Myths about Title IX
Myth: Title IX only applies to athletic programs.
This is perhaps the most widely held misconception about Title IX. Athletics are not the only component of academic life governed by Title IX. Other areas which fall within the scope of Title IX include:
- Recruitment, Admissions, Financial Aid and Scholarships
- Course Offerings and Access
- Hiring and Retention of Employees
- Benefits and Leave
Title IX also prohibits sexual harassment, which includes sexual assault and sexual violence.
Myth: Title IX requires that male athletic opportunities be decreased to provide opportunities for female programs.
Title IX is designed to create parity in athletics, as well as other educational opportunities and experiences for men and women. Title IX does not require schools to cut men’s athletic programs. Each school determines how it will comply with Title IX regulations.
Myth: Title IX applies only to discrimination against women.

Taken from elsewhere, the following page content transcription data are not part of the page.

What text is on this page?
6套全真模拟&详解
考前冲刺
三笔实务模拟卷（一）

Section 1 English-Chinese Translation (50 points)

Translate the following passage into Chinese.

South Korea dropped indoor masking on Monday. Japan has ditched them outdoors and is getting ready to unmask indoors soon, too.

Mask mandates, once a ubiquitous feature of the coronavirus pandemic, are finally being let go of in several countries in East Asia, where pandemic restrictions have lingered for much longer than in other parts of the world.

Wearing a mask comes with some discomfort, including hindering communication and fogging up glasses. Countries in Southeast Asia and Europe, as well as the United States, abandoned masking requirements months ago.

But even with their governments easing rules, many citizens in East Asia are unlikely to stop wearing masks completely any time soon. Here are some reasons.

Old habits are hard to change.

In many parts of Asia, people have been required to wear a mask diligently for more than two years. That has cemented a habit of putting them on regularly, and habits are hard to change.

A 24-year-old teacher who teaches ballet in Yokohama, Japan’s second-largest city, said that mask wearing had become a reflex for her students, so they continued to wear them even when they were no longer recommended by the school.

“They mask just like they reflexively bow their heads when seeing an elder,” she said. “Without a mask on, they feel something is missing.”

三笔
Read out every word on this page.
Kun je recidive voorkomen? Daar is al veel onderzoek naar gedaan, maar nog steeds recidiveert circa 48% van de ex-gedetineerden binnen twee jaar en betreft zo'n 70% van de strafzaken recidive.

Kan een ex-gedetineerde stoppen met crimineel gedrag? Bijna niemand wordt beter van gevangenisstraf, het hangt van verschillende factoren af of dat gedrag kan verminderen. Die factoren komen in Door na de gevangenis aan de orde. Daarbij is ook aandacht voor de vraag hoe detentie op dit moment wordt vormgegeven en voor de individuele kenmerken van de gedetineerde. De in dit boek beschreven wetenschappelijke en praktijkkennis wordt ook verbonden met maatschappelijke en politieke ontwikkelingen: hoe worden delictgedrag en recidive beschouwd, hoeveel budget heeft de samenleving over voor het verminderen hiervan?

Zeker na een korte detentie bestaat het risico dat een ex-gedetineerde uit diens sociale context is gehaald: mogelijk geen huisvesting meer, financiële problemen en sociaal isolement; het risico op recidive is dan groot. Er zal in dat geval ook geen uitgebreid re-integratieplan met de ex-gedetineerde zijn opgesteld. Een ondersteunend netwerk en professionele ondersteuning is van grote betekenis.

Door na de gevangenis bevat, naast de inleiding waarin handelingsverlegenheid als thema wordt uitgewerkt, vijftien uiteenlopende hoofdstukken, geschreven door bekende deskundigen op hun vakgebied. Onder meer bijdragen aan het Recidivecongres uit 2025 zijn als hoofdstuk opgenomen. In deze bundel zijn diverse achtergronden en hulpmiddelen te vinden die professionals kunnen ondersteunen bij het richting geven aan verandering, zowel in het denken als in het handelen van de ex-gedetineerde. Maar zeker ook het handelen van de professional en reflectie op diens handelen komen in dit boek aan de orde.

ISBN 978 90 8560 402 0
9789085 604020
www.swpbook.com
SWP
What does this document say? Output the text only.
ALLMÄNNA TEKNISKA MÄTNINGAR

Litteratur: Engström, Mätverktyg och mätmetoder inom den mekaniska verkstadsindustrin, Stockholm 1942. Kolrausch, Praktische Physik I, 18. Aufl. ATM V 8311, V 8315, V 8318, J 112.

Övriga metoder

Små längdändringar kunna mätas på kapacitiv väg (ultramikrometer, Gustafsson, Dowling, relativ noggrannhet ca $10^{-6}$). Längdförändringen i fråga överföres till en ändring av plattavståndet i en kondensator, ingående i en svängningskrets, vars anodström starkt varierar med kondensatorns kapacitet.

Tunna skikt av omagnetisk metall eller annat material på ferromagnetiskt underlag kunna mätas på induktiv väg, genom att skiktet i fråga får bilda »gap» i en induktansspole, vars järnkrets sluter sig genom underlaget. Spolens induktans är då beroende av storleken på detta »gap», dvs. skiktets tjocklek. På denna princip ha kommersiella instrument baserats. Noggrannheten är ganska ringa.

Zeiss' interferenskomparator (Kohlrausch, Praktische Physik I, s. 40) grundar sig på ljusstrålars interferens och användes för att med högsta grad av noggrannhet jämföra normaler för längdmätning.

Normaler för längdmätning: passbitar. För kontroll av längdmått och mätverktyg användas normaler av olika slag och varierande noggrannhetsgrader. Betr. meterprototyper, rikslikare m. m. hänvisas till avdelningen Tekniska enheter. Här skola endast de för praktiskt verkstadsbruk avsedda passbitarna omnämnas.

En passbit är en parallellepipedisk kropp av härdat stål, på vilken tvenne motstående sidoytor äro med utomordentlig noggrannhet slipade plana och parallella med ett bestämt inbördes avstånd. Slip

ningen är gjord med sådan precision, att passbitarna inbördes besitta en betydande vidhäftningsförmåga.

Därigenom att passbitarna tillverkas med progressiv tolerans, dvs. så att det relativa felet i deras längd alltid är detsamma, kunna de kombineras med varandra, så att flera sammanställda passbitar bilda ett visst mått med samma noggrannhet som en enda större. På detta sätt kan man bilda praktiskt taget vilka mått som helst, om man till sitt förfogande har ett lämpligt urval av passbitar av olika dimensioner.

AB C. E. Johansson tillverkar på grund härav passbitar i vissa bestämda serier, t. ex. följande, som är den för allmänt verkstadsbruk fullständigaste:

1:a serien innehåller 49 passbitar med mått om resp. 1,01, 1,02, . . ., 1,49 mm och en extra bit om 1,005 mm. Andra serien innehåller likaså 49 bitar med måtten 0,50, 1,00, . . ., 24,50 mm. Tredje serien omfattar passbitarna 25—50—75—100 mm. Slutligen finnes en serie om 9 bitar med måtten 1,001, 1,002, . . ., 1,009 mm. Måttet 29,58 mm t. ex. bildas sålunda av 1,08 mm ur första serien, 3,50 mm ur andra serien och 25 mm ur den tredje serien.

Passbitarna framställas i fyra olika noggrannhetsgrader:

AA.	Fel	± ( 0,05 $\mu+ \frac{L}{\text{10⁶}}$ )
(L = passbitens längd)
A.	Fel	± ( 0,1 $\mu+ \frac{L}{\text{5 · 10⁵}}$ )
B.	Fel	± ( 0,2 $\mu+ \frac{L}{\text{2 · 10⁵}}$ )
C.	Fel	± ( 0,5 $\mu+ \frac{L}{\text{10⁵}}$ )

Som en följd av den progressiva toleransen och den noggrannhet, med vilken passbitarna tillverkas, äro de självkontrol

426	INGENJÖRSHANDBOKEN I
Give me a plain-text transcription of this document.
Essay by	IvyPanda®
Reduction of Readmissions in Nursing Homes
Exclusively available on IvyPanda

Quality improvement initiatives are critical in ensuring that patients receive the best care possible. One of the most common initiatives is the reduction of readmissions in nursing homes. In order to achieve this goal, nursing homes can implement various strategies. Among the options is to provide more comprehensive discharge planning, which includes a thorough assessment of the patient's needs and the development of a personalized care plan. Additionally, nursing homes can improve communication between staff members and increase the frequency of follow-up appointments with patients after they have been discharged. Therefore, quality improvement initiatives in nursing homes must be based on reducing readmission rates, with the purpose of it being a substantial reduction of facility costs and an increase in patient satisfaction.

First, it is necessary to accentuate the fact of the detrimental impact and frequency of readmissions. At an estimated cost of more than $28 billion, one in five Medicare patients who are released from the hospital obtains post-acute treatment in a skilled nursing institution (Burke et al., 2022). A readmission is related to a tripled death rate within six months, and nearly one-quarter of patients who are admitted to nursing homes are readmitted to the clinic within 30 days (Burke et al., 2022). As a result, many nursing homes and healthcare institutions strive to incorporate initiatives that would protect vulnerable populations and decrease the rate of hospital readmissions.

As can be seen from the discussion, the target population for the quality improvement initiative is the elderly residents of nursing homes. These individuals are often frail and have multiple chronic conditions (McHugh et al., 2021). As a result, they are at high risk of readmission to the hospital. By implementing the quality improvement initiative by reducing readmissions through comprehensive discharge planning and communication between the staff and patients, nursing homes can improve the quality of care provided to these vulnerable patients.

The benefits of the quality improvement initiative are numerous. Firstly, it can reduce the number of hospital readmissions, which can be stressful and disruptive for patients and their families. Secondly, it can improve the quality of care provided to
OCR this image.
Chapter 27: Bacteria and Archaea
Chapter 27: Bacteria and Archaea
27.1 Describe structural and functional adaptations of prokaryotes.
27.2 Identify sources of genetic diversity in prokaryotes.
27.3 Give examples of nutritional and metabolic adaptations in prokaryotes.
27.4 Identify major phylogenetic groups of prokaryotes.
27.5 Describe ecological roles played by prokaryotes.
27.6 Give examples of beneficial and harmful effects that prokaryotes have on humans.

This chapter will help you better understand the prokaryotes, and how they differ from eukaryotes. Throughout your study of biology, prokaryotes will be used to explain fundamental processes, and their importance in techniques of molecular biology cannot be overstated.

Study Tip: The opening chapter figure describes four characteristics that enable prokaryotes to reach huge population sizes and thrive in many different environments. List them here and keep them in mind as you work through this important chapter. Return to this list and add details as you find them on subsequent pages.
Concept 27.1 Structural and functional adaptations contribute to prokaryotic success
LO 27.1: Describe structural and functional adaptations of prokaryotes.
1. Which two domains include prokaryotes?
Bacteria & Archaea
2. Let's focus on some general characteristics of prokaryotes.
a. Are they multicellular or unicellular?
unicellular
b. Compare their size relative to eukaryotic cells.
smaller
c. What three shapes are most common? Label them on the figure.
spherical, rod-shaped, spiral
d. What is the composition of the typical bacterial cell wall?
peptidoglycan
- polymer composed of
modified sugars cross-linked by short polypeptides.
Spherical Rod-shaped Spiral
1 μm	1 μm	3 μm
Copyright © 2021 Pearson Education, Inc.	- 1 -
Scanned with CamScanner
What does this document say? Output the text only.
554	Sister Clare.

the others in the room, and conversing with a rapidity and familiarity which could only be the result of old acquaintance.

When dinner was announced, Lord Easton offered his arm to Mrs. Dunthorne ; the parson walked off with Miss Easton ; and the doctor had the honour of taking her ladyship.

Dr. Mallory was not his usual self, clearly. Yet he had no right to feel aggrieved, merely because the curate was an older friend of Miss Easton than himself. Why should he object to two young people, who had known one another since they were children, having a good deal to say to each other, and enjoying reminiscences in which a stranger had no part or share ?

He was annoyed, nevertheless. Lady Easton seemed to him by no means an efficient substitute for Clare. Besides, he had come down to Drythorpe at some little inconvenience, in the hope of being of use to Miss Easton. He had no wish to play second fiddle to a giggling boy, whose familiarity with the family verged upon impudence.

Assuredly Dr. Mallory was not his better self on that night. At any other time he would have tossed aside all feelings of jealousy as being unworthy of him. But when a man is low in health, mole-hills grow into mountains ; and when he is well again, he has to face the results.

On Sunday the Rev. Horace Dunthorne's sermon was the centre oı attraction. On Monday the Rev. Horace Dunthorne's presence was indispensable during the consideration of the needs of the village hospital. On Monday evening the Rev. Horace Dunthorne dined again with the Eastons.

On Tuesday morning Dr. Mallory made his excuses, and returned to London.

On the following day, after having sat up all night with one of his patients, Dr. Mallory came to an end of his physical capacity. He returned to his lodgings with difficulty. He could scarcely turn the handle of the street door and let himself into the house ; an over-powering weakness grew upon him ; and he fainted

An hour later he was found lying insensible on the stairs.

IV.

While Title IX has been used mostly by women seeking to protect their rights, Title IX also serves to protect the rights of men. Title IX requires that males and females receive fair and equitable treatment in all areas of education.
Myth: According to Title IX, all educational activities and programs must be co-ed and open to both men and women.
Title IX specifically allows for, or has been interpreted to allow for, single-sex programs in a number of categories. Included among those are: religious schools, traditional men’s/women’s colleges, social fraternities/sororities, youth service organizations such as The Boy/Girl Scouts of America, and beauty pageants.
Myth: Gender bias in science, medicine, and engineering is not prohibited by Title IX.
The under-representation of women in science, medicine, and engineering may violate Title IX. Educational institutions are required to provide women in these disciplines resources, support, and promotional opportunities comparable to their male colleagues.
Myth: Advocates for victims of Title IX who file complaints of discrimination for others are not protected from retaliation under Title IX.
The U.S. Supreme Court has broadened the interpretation of Title IX to protect from retaliation whistle-blowers who accuse educational institutions of sex discrimination. The court is of the opinion that reporting incidents of discrimination is integral to Title IX enforcement and would be discouraged if retaliation against those who report it goes unpunished.